As soon as I got back to the studio with my head spinning from these thoughts, I pored over the architectural drawings to get down to work. I took out a balcony, I shortened two pillars, but instead of spoiling the villa as I intended, the changes only added to the perfection of the plans.
Had anyone known my inner turmoil, he or she would presumably have accused me of being petty-minded, of attempting by underhand means to take revenge for the offense suffered at that now far-off luncheon with the Successor.
May my soul be witness to the fact that the offense had long been expunged from my heart. What was happening could be ascribed to anything you like, save to that episode.
Something quite different was at stake. Something a thousand times more secret and by the same token far more painful. It was my own hell, which I had sworn to divulge to no living being, to my dying day. That pain had to do with art. I had betrayed it. By my own hand I had stifled my own talent. We all did the same, and for the most part we all had the same excuse for our contempt of art: the times we lived in.
It was our collective alibi, our smokescreen, our wickedness. There was socialist realism, indisputably; there were laws, actually not so much law as a reign of terror, but in spite of all that, we could have drawn at least a few harmonious lines, even if only haphazardly, as in a dream. But our fingers were all thumbs, because our souls were bound.

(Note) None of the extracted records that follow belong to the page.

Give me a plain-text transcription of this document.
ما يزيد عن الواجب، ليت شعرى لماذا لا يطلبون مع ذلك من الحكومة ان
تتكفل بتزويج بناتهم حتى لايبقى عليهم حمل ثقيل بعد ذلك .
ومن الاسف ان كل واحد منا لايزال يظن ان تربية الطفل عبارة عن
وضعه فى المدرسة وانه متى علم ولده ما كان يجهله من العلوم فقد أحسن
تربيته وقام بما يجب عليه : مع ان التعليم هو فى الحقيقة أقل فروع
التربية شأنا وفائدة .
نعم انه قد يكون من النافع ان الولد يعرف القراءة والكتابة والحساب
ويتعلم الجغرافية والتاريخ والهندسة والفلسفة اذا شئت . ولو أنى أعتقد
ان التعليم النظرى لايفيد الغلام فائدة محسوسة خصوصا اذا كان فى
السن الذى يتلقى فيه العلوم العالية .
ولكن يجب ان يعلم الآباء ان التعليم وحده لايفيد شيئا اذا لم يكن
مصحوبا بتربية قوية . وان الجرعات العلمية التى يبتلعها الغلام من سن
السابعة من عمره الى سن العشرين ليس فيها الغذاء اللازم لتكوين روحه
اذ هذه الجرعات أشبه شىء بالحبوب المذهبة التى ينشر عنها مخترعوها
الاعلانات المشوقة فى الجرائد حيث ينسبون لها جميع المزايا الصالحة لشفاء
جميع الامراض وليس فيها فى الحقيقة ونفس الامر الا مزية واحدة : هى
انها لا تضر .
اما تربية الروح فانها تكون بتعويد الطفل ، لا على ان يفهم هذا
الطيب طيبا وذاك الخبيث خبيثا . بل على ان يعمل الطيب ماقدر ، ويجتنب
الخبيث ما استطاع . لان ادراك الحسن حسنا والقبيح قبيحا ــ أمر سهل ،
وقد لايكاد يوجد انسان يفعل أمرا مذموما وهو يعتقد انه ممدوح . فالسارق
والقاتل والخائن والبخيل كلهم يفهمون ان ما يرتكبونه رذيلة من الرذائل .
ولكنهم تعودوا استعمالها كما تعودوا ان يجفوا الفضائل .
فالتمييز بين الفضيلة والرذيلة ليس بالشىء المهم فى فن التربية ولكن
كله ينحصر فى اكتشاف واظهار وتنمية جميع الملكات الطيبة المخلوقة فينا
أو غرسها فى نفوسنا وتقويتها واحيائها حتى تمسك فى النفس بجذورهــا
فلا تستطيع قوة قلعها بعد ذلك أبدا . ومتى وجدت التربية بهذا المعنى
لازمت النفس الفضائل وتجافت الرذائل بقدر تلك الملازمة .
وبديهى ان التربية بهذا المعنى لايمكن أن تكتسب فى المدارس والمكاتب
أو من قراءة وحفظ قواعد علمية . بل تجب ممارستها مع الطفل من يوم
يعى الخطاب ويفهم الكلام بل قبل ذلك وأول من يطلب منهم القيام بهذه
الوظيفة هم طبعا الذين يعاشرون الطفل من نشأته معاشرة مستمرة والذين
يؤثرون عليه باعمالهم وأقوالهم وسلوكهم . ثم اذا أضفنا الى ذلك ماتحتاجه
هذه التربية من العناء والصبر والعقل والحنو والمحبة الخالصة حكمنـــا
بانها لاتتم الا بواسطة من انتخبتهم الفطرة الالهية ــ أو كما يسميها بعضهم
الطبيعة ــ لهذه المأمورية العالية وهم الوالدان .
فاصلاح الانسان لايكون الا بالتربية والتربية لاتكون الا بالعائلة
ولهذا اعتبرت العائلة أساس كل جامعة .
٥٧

I was probably one of the few who asked themselves the fateful question: Do I or do I not possess any talent? Was it the age that had turned my hands into clay, or was I so clumsy that I would have vegetated no matter what period I lived in — in the capitalist era, in the feudal age, at the end of paganism, at the dawn of Christianity, in the Paleolithic, under the Inquisition, or at the time of post-Impressionism? Would I not have exclaimed and lamented in all and any age that I would have been a great artist but for Pharaoh Thutmose blocking my gifts, but for Caligula, but for McCarthy, but for Zhdanov …
When at the end of a storm-tossed afternoon I poured my heart out to my wife, she replied with tears in her eyes, “If you are going through such pain, you must be unlike the others.”
Perhaps I am … In what looked like an unending wasteland, she planted the first seed of hope.
At that luncheon with the Successor, alongside humiliation I felt a vague, as yet ill-defined foreboding of fame. Of course I was offended … but at the sovereign’s table. Like my illustrious predecessors who dined with Nero, with the ruler of the Middle Empire, with Stalin, with Kubla Khan. They too had been threatened with relegation.
Later on, when the fear of punishment had subsided and I was back in the studio, I felt not that my hands were even more tied, but the opposite. Something seemed to have been released inside me. That freeing suddenly made me feel I had jumped over the rainbow, a fantasy we had as children when we imagined that was how boys could turn into little girls and girls could become boys.
What I actually felt was that I had taken a step of much greater import: I had escaped from the desert of mediocrity. That was the straw I clutched at, and it kept me afloat.
Absorbed as I was by the beauty of the planned remodeling, I lost track of all those thoughts. Sometimes when I looked over the drawings I said to myself: This is the residence of a Communist sovereign. A private dwelling in a country where collective property is the rule. An androgynous building half built under the monarchy, and half built now. That’s why it had such a foreign look, like something from very far away. Like a dream.
All the same, the royal six-in-hand frequently galloped through my mind. I did my best not to pay it any attention. I owed accounts only to my art. The rest was none of my business.
I was well aware I had taken a dangerous gamble.
I was convinced I was putting up a temple that would be crowned by mourning. As the saying goes, something to die for …
An inner voice urged: If you want to save the master of the house and his relatives, hold back and give in to mediocrity. But the other voice answered back: They’ve got nothing to do with you; art is your vocation, its laws alone you should obey. Even if your art engenders murder, your hands will be clean. There is no art without grieving. Which is precisely what constitutes its somber greatness.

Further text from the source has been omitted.